Elizabeth Poreba taught English in New York City high schools for thirty-five years and now volunteers as a docent at the Old Merchant's House in Manhattan, a tutor of conversational English at New York University, and a foot soldier for the Sierra Club. She has published a chapbook, The Family Calling (2011). Her poems have appeared in Ducts.org, First Literary Review East and Commonweal, among other print and online publications. She is the author of Vexed.
A Question That Becomes a Complaint
Who is this Person and since this Person
pays me no attention, why must I
mull over our lack of communication?
Accustomed to living with absence,
knowing what a fine weapon silence can be,
why should I brood over this vacancy?
Besides, with no one requiring my company,
I’m free to wonder why whatever I mean by me
requires Someone to see.
I could be cumulative, a packet of eccentricities,
but for some reason, I want Somebody, when I look,
to look back.

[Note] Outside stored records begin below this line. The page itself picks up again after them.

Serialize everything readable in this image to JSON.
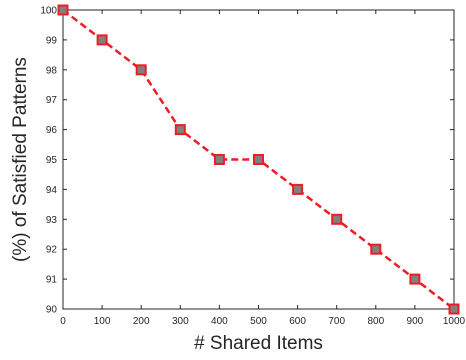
{
  "chart_data": {
    "type": "line",
    "title": "",
    "xlabel": "# Shared Items",
    "ylabel": "(%) of Satisfied Patterns",
    "xlim": [
      0,
      1000
    ],
    "ylim": [
      90,
      100
    ],
    "xticks": [
      0,
      100,
      200,
      300,
      400,
      500,
      600,
      700,
      800,
      900,
      1000
    ],
    "yticks": [
      90,
      91,
      92,
      93,
      94,
      95,
      96,
      97,
      98,
      99,
      100
    ],
    "grid": false,
    "legend": "none",
    "series": [
      {
        "x": [
          0,
          100,
          200,
          300,
          400,
          500,
          600,
          700,
          800,
          900,
          1000
        ],
        "y": [
          100,
          99,
          98,
          96,
          95,
          95,
          94,
          93,
          92,
          91,
          90
        ],
        "line_color": "#ee1c25",
        "line_style": "dashed",
        "marker": "square",
        "marker_fill": "#808080",
        "marker_edge": "#ee1c25"
      }
    ]
  }
}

I want I to I contact.
For a Beloved Minister, Who Committed Suicide
Matthew, Mark, Luke and John/ Hold a horse while I get on
The song he taught the children.
Also his benediction from the back of the church.
I would turn to watch —
May the Lord keep …what was the rest?
His hands up wide, he would turn, the organ swelled,
red carpet, blue ceiling —
Now in another church, I resolve
to bring him home, dredge him out
from an oblivion he sought
May He make His face to shine upon you
I wish the shy child I was could harrow hell to bring him here
and give you peace.
“Bequeath to death your numbness”
- A Winter’s Tale
That doe I saw stagger and imagined
starving through winter is in the orchard,
fat and avid for the windfalls.
My fears for her were useless,
another useless bit of human drama
while she, locked in winter, tended to herself.
The sun is stronger.
It’s fusion or fission, who remembers?
I am warmer.
Winter-weathered leaves scatter
in soft sighs. I listen, but there’s no lesson.
God’s gift is simply to notice this.